In what Police Chief Medaria Arradondo called an act of heroism, officers ran into the open and scooped them up, not knowing if the boys were dead or injured.
"This is something that will live with them forever," police spokesman John Elder said of the officers. The boys were placed in squad cars and pronounced dead.
Police tried to make contact with someone in the house for several hours before they broke through the door. A woman's body was removed from the home and a man was found dead inside, apparently of a self-inflicted gunshot.
Elder described the case as a domestic-related homicide.
The house is in Schladetzky's name; the couple's divorce was finalized this summer.
Late into the evening, the boys' backpacks and gloves remained in the snow, leaving Wiltscheck to wonder if the brothers had been going somewhere with their father.

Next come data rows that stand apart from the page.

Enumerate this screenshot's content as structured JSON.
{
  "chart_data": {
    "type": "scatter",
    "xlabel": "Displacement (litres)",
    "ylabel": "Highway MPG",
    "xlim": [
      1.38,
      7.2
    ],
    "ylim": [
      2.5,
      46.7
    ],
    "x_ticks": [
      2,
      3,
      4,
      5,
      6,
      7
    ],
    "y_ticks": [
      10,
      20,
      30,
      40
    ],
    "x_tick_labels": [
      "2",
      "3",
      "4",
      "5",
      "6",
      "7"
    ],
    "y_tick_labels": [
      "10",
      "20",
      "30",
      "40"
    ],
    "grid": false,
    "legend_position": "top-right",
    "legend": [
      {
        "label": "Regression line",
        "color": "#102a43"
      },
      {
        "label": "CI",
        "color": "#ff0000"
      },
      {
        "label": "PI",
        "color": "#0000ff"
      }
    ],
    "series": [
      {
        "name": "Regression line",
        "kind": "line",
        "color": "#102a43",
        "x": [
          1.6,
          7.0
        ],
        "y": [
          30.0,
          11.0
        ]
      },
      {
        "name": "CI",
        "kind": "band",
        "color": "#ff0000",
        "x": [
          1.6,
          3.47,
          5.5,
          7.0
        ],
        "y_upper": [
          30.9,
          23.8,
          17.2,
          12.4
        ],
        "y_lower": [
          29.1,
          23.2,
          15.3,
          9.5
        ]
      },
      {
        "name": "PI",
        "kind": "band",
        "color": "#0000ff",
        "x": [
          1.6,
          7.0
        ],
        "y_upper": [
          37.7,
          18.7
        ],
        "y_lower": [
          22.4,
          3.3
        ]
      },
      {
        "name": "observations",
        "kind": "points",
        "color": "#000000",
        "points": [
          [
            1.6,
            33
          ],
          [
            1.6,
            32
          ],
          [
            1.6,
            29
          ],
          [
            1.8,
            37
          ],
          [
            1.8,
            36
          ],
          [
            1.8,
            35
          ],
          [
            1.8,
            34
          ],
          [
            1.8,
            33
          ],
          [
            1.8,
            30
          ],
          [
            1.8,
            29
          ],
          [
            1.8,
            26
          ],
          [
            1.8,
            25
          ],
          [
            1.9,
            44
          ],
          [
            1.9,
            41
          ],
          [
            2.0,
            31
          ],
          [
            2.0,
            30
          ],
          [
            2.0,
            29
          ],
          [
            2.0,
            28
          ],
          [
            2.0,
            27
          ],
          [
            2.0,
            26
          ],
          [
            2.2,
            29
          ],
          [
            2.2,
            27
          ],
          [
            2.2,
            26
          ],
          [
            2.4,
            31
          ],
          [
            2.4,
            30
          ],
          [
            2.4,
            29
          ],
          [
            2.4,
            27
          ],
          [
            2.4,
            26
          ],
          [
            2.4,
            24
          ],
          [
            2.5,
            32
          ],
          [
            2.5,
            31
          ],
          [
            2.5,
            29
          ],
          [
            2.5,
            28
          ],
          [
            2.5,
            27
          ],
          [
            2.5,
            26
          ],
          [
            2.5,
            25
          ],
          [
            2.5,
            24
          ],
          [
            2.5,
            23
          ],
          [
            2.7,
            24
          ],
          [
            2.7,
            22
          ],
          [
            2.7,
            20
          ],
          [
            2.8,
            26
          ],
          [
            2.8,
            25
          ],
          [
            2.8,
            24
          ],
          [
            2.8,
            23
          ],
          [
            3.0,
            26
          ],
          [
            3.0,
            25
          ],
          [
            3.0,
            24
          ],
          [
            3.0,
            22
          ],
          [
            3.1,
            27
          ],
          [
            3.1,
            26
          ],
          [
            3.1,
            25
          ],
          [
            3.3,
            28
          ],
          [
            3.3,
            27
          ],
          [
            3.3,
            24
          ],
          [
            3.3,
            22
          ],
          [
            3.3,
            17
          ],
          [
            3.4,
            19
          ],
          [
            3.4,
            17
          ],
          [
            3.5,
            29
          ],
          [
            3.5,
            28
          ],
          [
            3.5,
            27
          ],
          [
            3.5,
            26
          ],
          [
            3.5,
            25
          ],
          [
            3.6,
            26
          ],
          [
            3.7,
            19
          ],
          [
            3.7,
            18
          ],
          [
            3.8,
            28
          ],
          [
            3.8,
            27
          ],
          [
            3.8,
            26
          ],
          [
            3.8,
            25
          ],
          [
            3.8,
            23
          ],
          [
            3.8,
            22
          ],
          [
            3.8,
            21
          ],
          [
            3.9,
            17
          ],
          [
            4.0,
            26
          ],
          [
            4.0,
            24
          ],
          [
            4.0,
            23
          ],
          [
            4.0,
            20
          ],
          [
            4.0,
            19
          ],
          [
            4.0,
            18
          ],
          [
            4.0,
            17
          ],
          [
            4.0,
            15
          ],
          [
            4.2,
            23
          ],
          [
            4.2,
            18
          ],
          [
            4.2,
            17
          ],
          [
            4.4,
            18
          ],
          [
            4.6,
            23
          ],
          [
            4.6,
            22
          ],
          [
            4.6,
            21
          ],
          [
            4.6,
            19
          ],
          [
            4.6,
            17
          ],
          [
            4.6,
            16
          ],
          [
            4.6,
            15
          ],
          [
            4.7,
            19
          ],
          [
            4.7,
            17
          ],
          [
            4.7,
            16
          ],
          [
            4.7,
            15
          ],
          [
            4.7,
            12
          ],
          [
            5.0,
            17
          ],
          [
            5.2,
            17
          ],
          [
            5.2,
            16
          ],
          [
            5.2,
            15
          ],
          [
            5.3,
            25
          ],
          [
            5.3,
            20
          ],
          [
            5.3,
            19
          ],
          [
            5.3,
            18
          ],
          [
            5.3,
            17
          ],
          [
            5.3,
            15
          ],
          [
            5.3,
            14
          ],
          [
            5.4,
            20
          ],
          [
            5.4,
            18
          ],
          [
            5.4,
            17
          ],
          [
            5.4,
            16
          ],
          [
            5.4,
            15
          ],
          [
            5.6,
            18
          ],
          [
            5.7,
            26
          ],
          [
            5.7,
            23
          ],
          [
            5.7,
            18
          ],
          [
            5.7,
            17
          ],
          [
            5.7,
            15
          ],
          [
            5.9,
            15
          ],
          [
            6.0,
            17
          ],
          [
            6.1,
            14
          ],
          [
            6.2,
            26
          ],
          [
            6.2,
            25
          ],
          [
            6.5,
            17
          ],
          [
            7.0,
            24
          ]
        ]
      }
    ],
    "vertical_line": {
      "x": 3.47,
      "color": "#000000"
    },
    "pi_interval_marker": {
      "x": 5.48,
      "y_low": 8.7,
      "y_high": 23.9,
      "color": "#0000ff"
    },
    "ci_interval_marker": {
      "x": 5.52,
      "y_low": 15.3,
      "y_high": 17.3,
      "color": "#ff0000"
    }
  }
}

The boys were "full of life," he remembered. "Just dynamite kids."
Schladetzky was an intelligent, funny and gracious person, said Anna Pratt, who had worked with her at the Hennepin Theatre Trust. It was there that Kjersten met her husband, David, Pratt said.
The couple filed for divorce in November 2018 and a dissolution of marriage was granted in June 2019.
Kjersten Schladetzky was a box office manager for the Theatre Trust some years before landing a job at the American Museum of Natural History, which required her to travel to and from New York City.